Did you know Yucca trees are also known as “Ghosts in the Graveyard” in some parts of the United States? They grow abundantly in rural cemeteries in hot and dry regions, and since the sword-shaped greenery grows white flowers, the blooms look like ghostly apparitions floating in the darkness. Despite their chilling effect in the nighttime, Yucca trees are very popular household plants. Many people opt for artificial yucca for its beauty and convenience, which is a wise idea. Forget worrying about adequate sunlight and water and just enjoy the desert ambiance of the exotic yucca.
If you’re bringing home an artificial yucca plant, consider how to make it pop using a number of creative potting options. An ordinary urn will not do your artificial yucca display justice. So read on for suggestions on decidedly more interesting modes of display!
-Give character to the classic terra cotta pot by filling it with colorful rocks at the base of your artificial yucca.
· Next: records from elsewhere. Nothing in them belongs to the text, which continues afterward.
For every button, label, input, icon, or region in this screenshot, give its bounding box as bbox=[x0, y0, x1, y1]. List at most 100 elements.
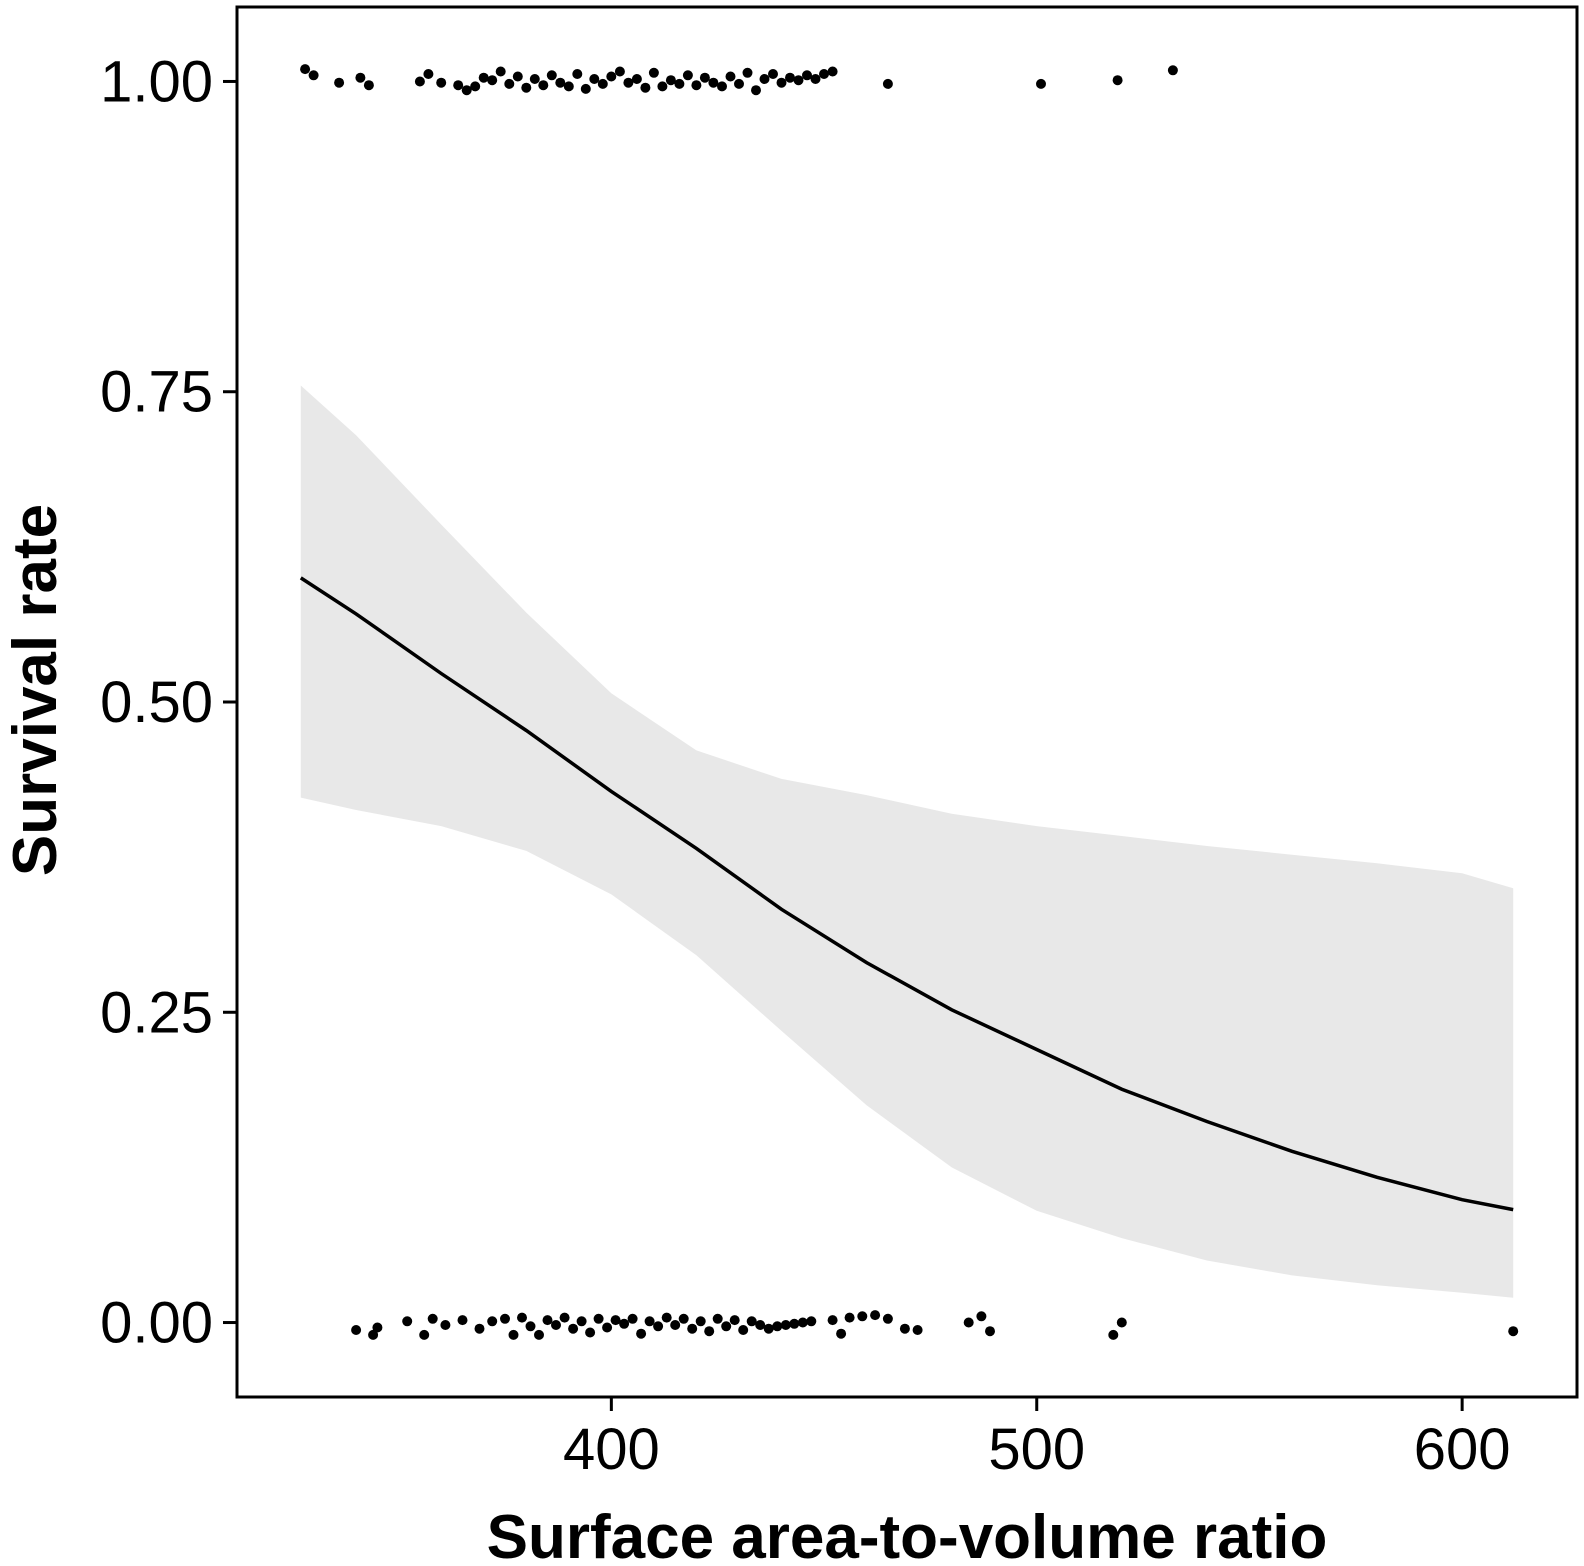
data-point bbox=[551, 1320, 561, 1330]
data-point bbox=[334, 77, 345, 88]
data-point bbox=[1167, 65, 1178, 76]
data-point bbox=[734, 78, 744, 89]
y-tick-label: 1.00 bbox=[100, 49, 213, 114]
data-point bbox=[512, 71, 523, 82]
data-point bbox=[529, 74, 540, 84]
data-point bbox=[508, 1329, 519, 1340]
data-point bbox=[487, 75, 498, 86]
data-point bbox=[534, 1329, 544, 1340]
y-tick-label: 0.00 bbox=[100, 1291, 213, 1356]
data-point bbox=[661, 1312, 672, 1323]
data-point bbox=[912, 1325, 923, 1335]
data-point bbox=[636, 1328, 647, 1339]
data-point bbox=[572, 69, 583, 79]
data-point bbox=[755, 1320, 766, 1330]
y-tick-label: 0.50 bbox=[100, 670, 213, 735]
data-point bbox=[772, 1321, 783, 1332]
data-point bbox=[351, 1325, 362, 1335]
data-point bbox=[576, 1316, 587, 1327]
data-point bbox=[546, 70, 557, 81]
data-point bbox=[1112, 75, 1123, 86]
data-point bbox=[308, 70, 319, 81]
data-point bbox=[478, 72, 489, 83]
data-point bbox=[521, 82, 532, 93]
data-point bbox=[648, 67, 659, 78]
data-point bbox=[453, 80, 464, 91]
data-point bbox=[563, 81, 574, 92]
data-point bbox=[653, 1321, 664, 1332]
data-point bbox=[768, 69, 778, 79]
data-point bbox=[495, 66, 506, 77]
data-point bbox=[461, 85, 472, 96]
data-point bbox=[738, 1325, 749, 1335]
data-point bbox=[793, 75, 804, 86]
data-point bbox=[759, 74, 770, 84]
data-point bbox=[427, 1313, 438, 1324]
data-point bbox=[708, 77, 719, 88]
data-point bbox=[780, 1320, 791, 1330]
data-point bbox=[704, 1326, 715, 1337]
data-point bbox=[763, 1323, 774, 1334]
data-point bbox=[606, 71, 617, 82]
data-point bbox=[882, 78, 893, 89]
data-point bbox=[810, 74, 821, 84]
data-point bbox=[631, 74, 642, 84]
data-point bbox=[1036, 78, 1046, 89]
data-point bbox=[619, 1318, 630, 1329]
x-tick-label: 600 bbox=[1414, 1417, 1511, 1482]
data-point bbox=[678, 1313, 689, 1324]
data-point bbox=[695, 1316, 706, 1327]
data-point bbox=[457, 1315, 468, 1326]
data-point bbox=[806, 1316, 817, 1327]
data-point bbox=[436, 77, 447, 88]
data-point bbox=[682, 70, 693, 81]
y-axis-title: Survival rate bbox=[1, 504, 70, 876]
data-point bbox=[585, 1327, 596, 1338]
data-point bbox=[440, 1320, 451, 1330]
data-point bbox=[776, 77, 787, 88]
data-point bbox=[882, 1313, 893, 1324]
data-point bbox=[712, 1313, 723, 1324]
data-point bbox=[963, 1317, 974, 1328]
data-point bbox=[976, 1311, 987, 1322]
data-point bbox=[402, 1316, 413, 1327]
data-point bbox=[670, 1320, 681, 1330]
data-point bbox=[729, 1315, 740, 1326]
data-point bbox=[785, 72, 795, 83]
data-points bbox=[300, 64, 1519, 1340]
data-point bbox=[593, 1313, 604, 1324]
data-point bbox=[487, 1316, 498, 1327]
data-point bbox=[746, 1316, 757, 1327]
data-point bbox=[470, 81, 481, 92]
y-tick-label: 0.75 bbox=[100, 360, 213, 425]
data-point bbox=[1116, 1317, 1127, 1328]
data-point bbox=[525, 1321, 536, 1332]
data-point bbox=[555, 77, 566, 88]
data-point bbox=[640, 82, 651, 93]
data-point bbox=[602, 1322, 613, 1333]
data-point bbox=[610, 1315, 621, 1326]
data-point bbox=[827, 1315, 838, 1326]
data-point bbox=[580, 83, 591, 94]
y-tick-label: 0.25 bbox=[100, 980, 213, 1045]
data-point bbox=[657, 81, 668, 92]
data-point bbox=[819, 69, 829, 79]
data-point bbox=[500, 1313, 510, 1324]
data-point bbox=[665, 75, 676, 86]
data-point bbox=[423, 69, 434, 79]
data-point bbox=[674, 78, 685, 89]
x-axis-title: Surface area-to-volume ratio bbox=[487, 1503, 1328, 1566]
data-point bbox=[538, 80, 549, 91]
data-point bbox=[742, 67, 753, 78]
data-point bbox=[614, 66, 625, 77]
data-point bbox=[414, 76, 425, 87]
data-point bbox=[789, 1318, 800, 1329]
data-point bbox=[751, 85, 761, 96]
data-point bbox=[797, 1317, 808, 1328]
data-point bbox=[589, 74, 600, 84]
data-point bbox=[517, 1312, 527, 1323]
data-point bbox=[899, 1323, 910, 1334]
data-point bbox=[300, 64, 311, 75]
data-point bbox=[687, 1323, 698, 1334]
Buy your colorful rocks from your local craft store, or paint your own to achieve your desired palette. Use acrylic paint for best results.
-Anchor two or three artificial yucca plants in curvaceous containers on indoor or outdoor steps. The shape of the planter will provide lovely contrast to the spikey yucca, and a staggered staircase display is always appealing.
-Create “green screens” using tall yucca plants rooted in oversized decorative planters. The size of the containers and the silk plants are large enough to create a border-effect, which lets you define indoor and outdoor spaces naturally.
-Use a clay chimney flue liner as a planter in lieu of a terra cotta pot.
They create a similar effect, but cost less and are available in masonry yards in an interesting variety of shapes and sizes.
-Arrange a cluster of yucca plants in brightly-colored pots to create a vibrant display on the terrace or in the living room. Play around with different sizes and shapes. If you can’t find the right colors, paint them yourself!
Moreover,The tribes in south western United States and Northern Mexico use Yucca plants for a host of purposes. The Western Apaches primarily use the fibers of the Yucca leaves to make dental floss and rope. They prepare gravy to be eaten with food by mixing ground juniper berries and the fruit of the yucca plant and preparing gravy. They prepare a fermented drink from yucca fruits and juniper berries and grinding them into a pulp and soaking the ingredients in water. A lot of other things are made from the yucca plant and the native Americans use the yucca plant to make belts, sandals, mats, baskets and cloth. Hopi , Papago and Ute Indians also put Yucca plants to a many uses.